Mississippi Landmark
- Designated: July 14, 2005
- Reference no.: 035-HAT-0309.2-ML

= Eureka School (Hattiesburg, Mississippi) =

Historic building in Hattiesburg, Mississippi, United States

Eureka School, located at 412 East 6th Street in Hattiesburg, Mississippi, was constructed in 1921 as a public school for African Americans. The school was the first brick school building for black students to be built in Mississippi. The former school building, which now houses a civil rights museum, was designated a Mississippi Landmark in 2005.

==History==
Construction of Eureka School was completed in September 1921, as a two-story brick building of about 27000 ft2. Funding was provided by a $75,000 bond issue.

Eureka School was the only public school for African Americans in Hattiesburg from 1921 to 1949, serving grades 1 through 12. Enrollment increased from 800 students in 1940 to 1,400 by 1947, requiring more school facilities. By 1949, a new high school for African Americans was built, but Eureka School continued to serve as an elementary school through desegregation, until 1987.

After the public school closed in 1987, the building was used as an adult literacy center and storage facility for the Hattiesburg Public School District.

==Restoration==
In 2008, a groundbreaking ceremony was held to begin restoration of Eureka School for use as an African American Heritage and Cultural Museum. Funding for restoration was provided by grants through the Mississippi Department of Archives and History.

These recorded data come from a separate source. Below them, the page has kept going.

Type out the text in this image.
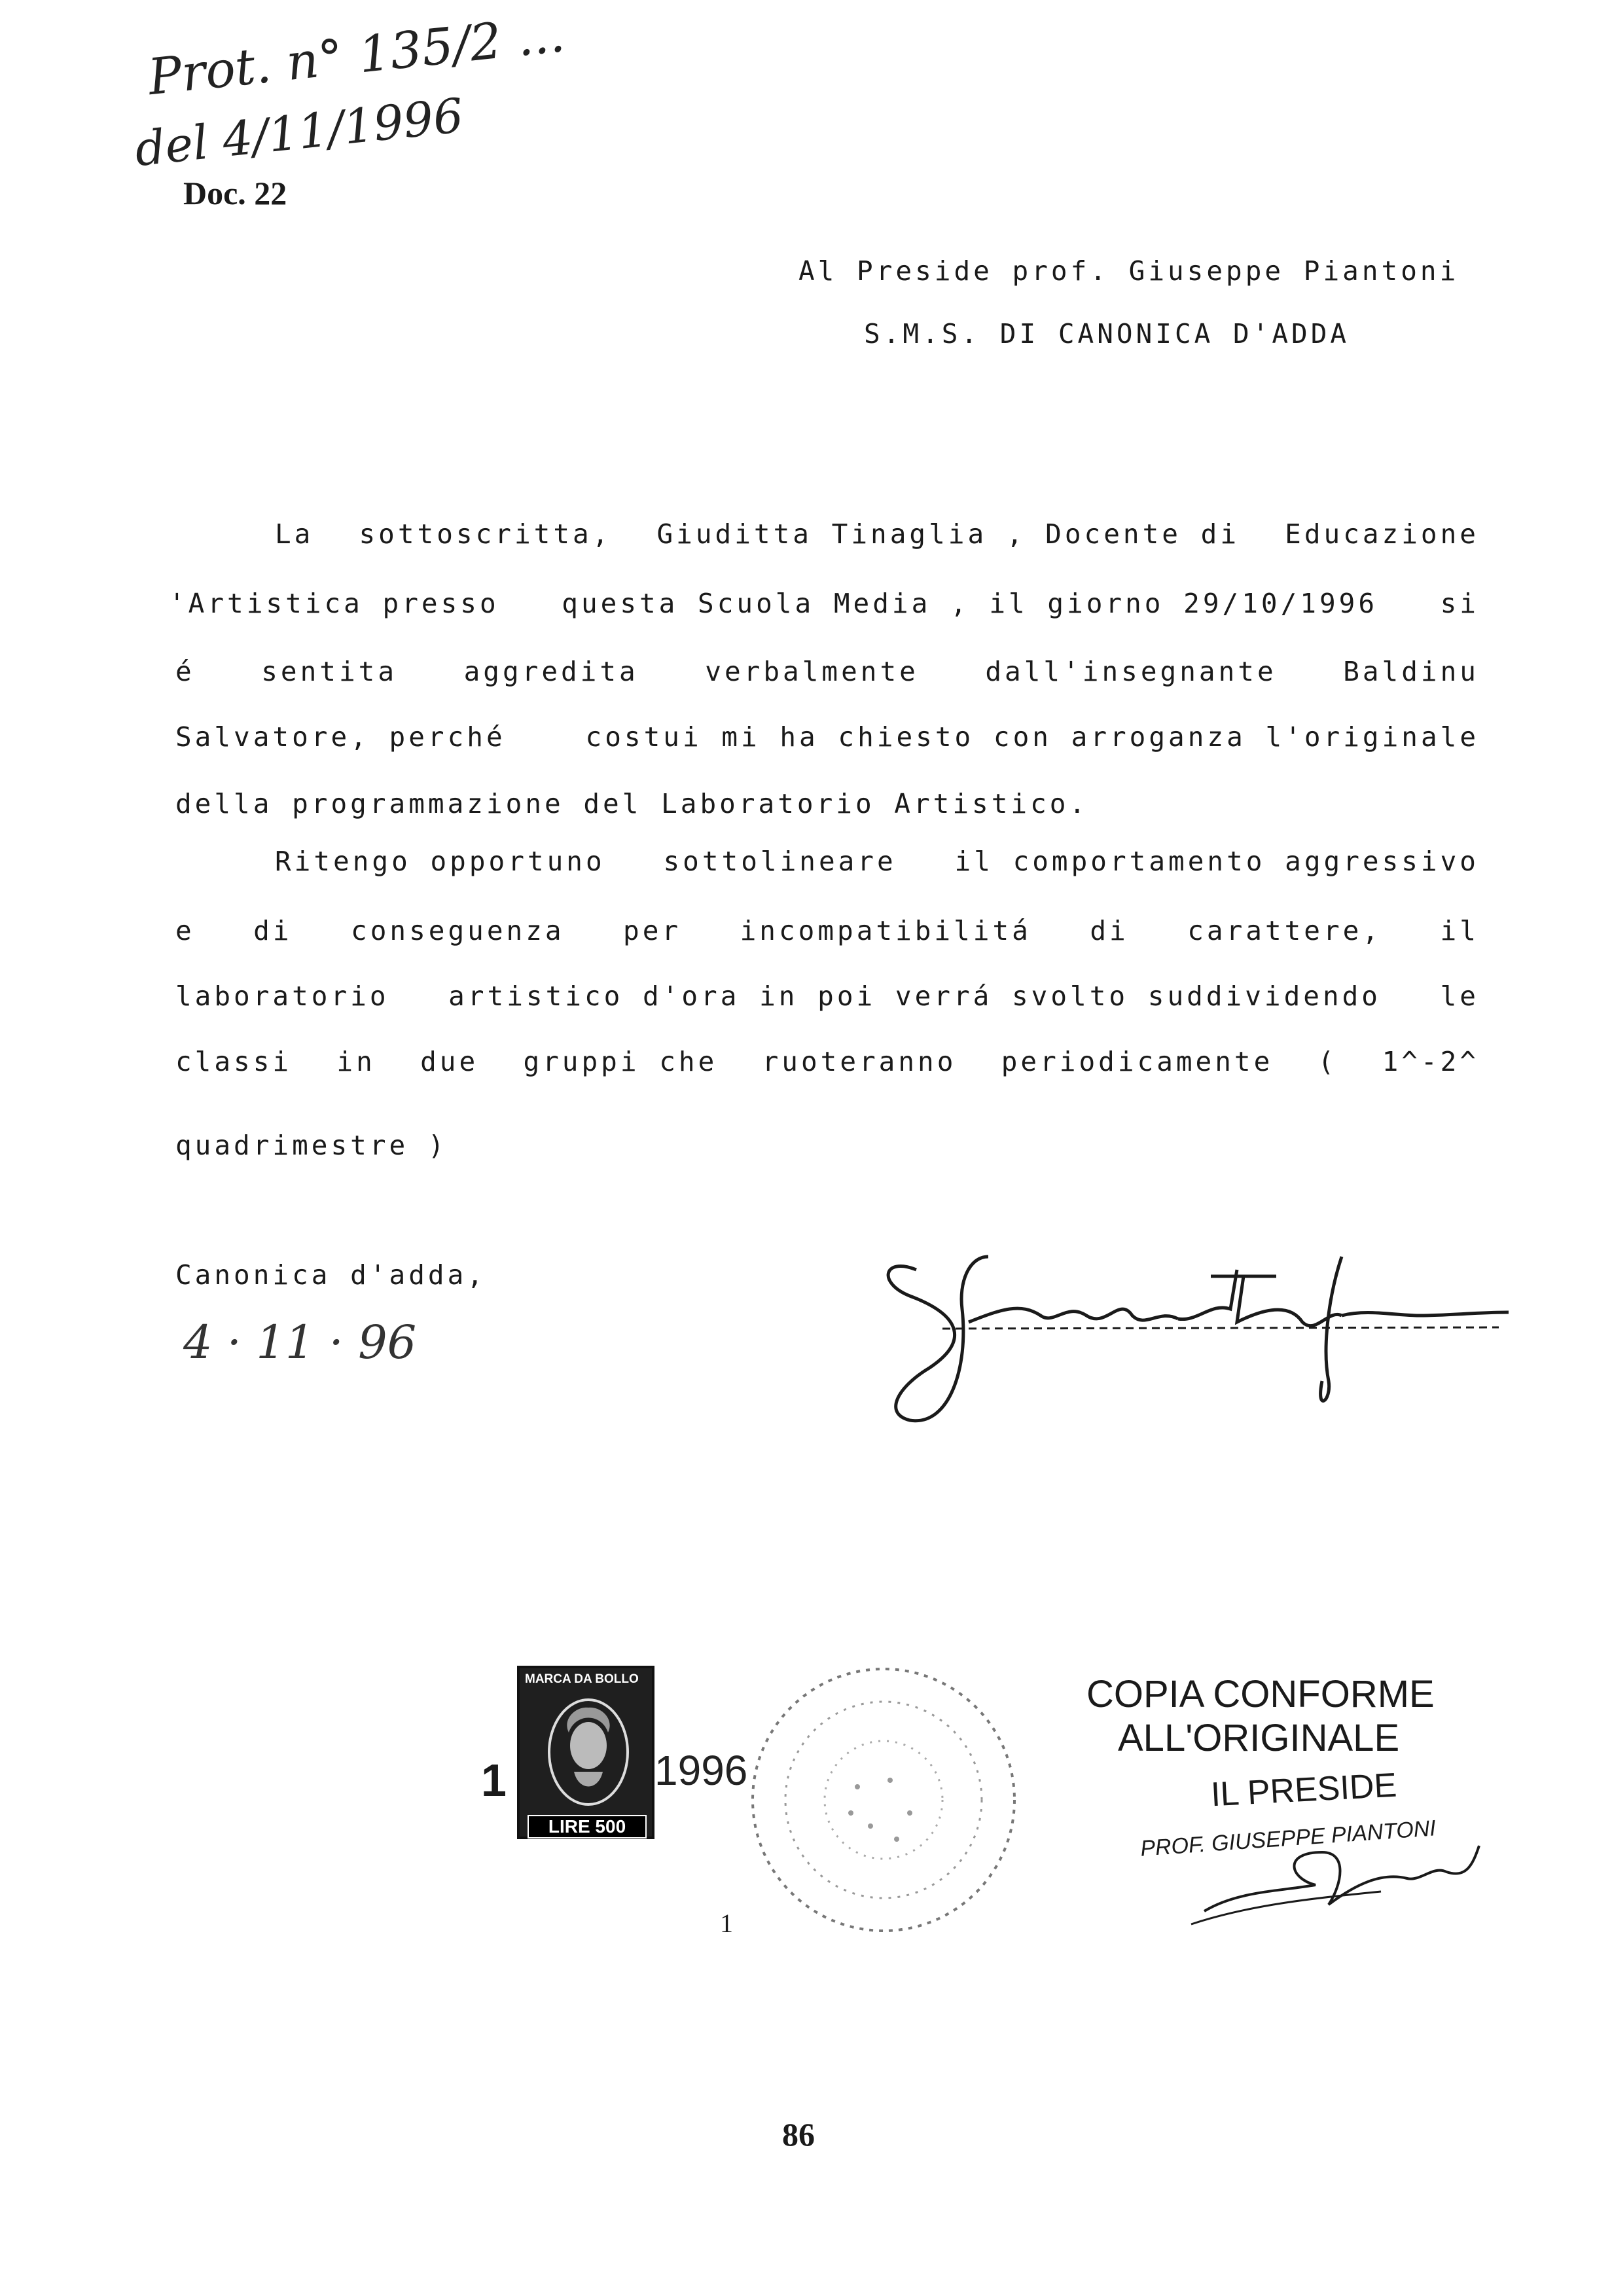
Prot. n° 135/2 ...
del 4/11/1996
Doc. 22
Al Preside prof. Giuseppe Piantoni
S.M.S. DI CANONICA D'ADDA
La sottoscritta, Giuditta Tinaglia , Docente di Educazione
'Artistica presso questa Scuola Media , il giorno 29/10/1996 si
é sentita aggredita verbalmente dall'insegnante Baldinu
Salvatore, perché	costui mi ha chiesto con arroganza l'originale
della programmazione del Laboratorio Artistico.
Ritengo opportuno sottolineare il comportamento aggressivo
e di conseguenza per incompatibilitá di carattere, il
laboratorio artistico d'ora in poi verrá svolto suddividendo le
classi in due gruppi che ruoteranno periodicamente ( 1^-2^
quadrimestre )
Canonica d'adda,
4 · 11 · 96
MARCA DA BOLLO
LIRE 500
1	1996
COPIA CONFORME
ALL'ORIGINALE
IL PRESIDE
PROF. GIUSEPPE PIANTONI
1
86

On February 10, 2013, an EF-4 tornado passed through Hattiesburg. During the storm, the roof of Eureka School was severely damaged. By the end of August 2013, roof repairs had been completed.

Restoration of the building's interior continued through 2014. Multi-phase renovations proceeded as funds became available. In January 2017, plumbing and electrical repairs and improvements were being scheduled, as well as interior painting, to complete the building's renovation.